Fight Club recruits get drilled to think, "You are not your job". Jean-Paul Sartre talks about the temptation of becoming your role, being constrained by how society categorises you. But, for my part, I've seldom seen waiters who are still waiters when the guests are gone.


What strikes me is the contrast between the polish and politeness before, and their personalities after. When someone flicks on the room light at the end of the reception, it can be like they're flicking on the staff's personalities as well. The waiters get into intense discussions about sport. They play music. They complain. They talk about upcoming shifts. They banter. They make crass comments about girls. They get told off and yelled at by the venue manager. And, meanwhile, they're moving fast. I'm assuming the sooner they set up for the next event, the sooner they can go home.

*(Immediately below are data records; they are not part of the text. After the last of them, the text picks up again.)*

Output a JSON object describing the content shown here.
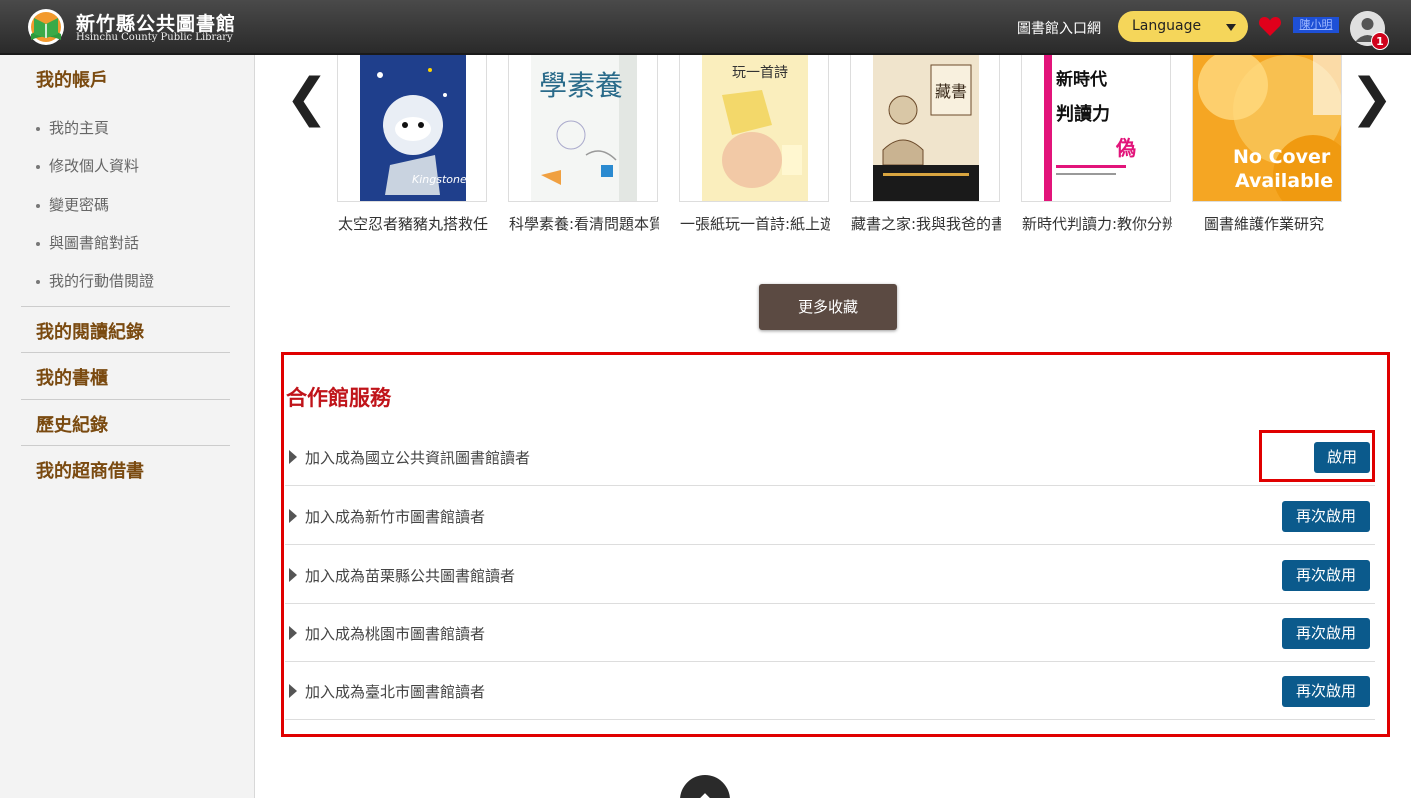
{
  "header": {
    "logo_zh": "新竹縣公共圖書館",
    "logo_en": "Hsinchu County Public Library",
    "portal_link": "圖書館入口網",
    "language_label": "Language",
    "user_name": "陳小明",
    "notification_count": "1",
    "heart_color": "#e0001b"
  },
  "sidebar": {
    "section_account": "我的帳戶",
    "items": [
      "我的主頁",
      "修改個人資料",
      "變更密碼",
      "與圖書館對話",
      "我的行動借閱證"
    ],
    "section_reading": "我的閱讀紀錄",
    "section_shelf": "我的書櫃",
    "section_history": "歷史紀錄",
    "section_store": "我的超商借書"
  },
  "carousel": {
    "books": [
      {
        "title": "太空忍者豬豬丸搭救任務",
        "cover_text": "Kingstone"
      },
      {
        "title": "科學素養:看清問題本質",
        "cover_text": "學素養"
      },
      {
        "title": "一張紙玩一首詩:紙上遊戲",
        "cover_text": "玩一首詩"
      },
      {
        "title": "藏書之家:我與我爸的書",
        "cover_text": "藏書"
      },
      {
        "title": "新時代判讀力:教你分辨真偽",
        "cover_text": "判讀力"
      },
      {
        "title": "圖書維護作業研究",
        "cover_text": "No Cover Available"
      }
    ],
    "more_button": "更多收藏"
  },
  "partner": {
    "title": "合作館服務",
    "rows": [
      {
        "label": "加入成為國立公共資訊圖書館讀者",
        "button": "啟用"
      },
      {
        "label": "加入成為新竹市圖書館讀者",
        "button": "再次啟用"
      },
      {
        "label": "加入成為苗栗縣公共圖書館讀者",
        "button": "再次啟用"
      },
      {
        "label": "加入成為桃園市圖書館讀者",
        "button": "再次啟用"
      },
      {
        "label": "加入成為臺北市圖書館讀者",
        "button": "再次啟用"
      }
    ]
  },
  "colors": {
    "accent_red": "#e00000",
    "button_blue": "#0b5a8c",
    "sidebar_brown": "#7a4a10"
  }
}
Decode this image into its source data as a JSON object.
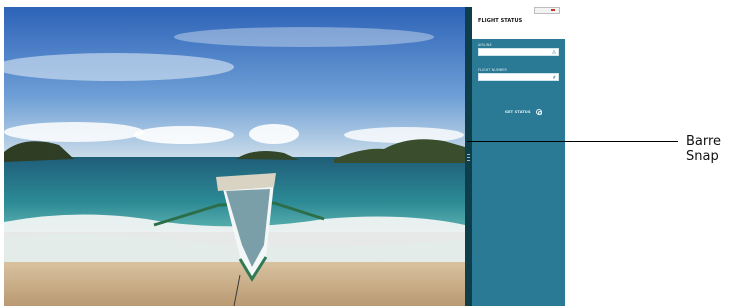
{
  "app": {
    "title": "FLIGHT STATUS",
    "fields": [
      {
        "label": "AIRLINE",
        "value": "",
        "icon": "airline-icon"
      },
      {
        "label": "FLIGHT NUMBER",
        "value": "",
        "icon": "hash-icon"
      }
    ],
    "get_status_label": "GET STATUS"
  },
  "callout": {
    "label": "Barre Snap"
  },
  "colors": {
    "panel": "#2a7a96",
    "snap_bar": "#0e3e4a",
    "frame": "#1d1d1d"
  }
}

It's also amusing for me to see this in reverse. When I arrive at the reception, the DJ might be in shorts. The decorators are probably still decorating. There might be people laying down the dance floor. There's bags and boxes and ladders and cables everywhere. There's a lot of mess generally (a lot of it mine!). And then, an hour later, the doors fling open: candles are lit, bread is on the tables, soft ambient light and music fill the room.


The waiters stand in line to welcome you.


I was once filming a tourism expo in Queensland, hired by the event company. During the day, all the event staff ran around frantically, dressed in high-vis vests and sweat. Then, half an hour before kick-off, they vanish; and the next thing I know they're gliding around the room in sharp dresses and suits, fully switched on and in event host mode. The thought occurred to me, "They're now in their element. The show is what they live for."


A final thought to wrap up. I was at a "haldi" recently, which is part of multi-day Indian weddings. A haldi is often much lower-key than ceremony and reception -- held in someone's backyard or in a community hall; and all the family pitches in to help set up.


A guy approaches me, shakes my hand, smiles. I smile back, but the problem is I meet so many people. "Hi! What was your name again?" I ask.


He tells me. I slowly chew on the information.


"We met two days ago. Don't you remember?"


And then it hits me. "Sorry. You look very different dressed like this."


He laughs.


When I saw him two days ago, he wasn't wearing glasses, and was clad in traditional Indian groom attire, whereas now he's very casually dressed and is moving chairs.


It's not just the vendors -- it's also the couple with a role that they're playing, a transformation that they undergo.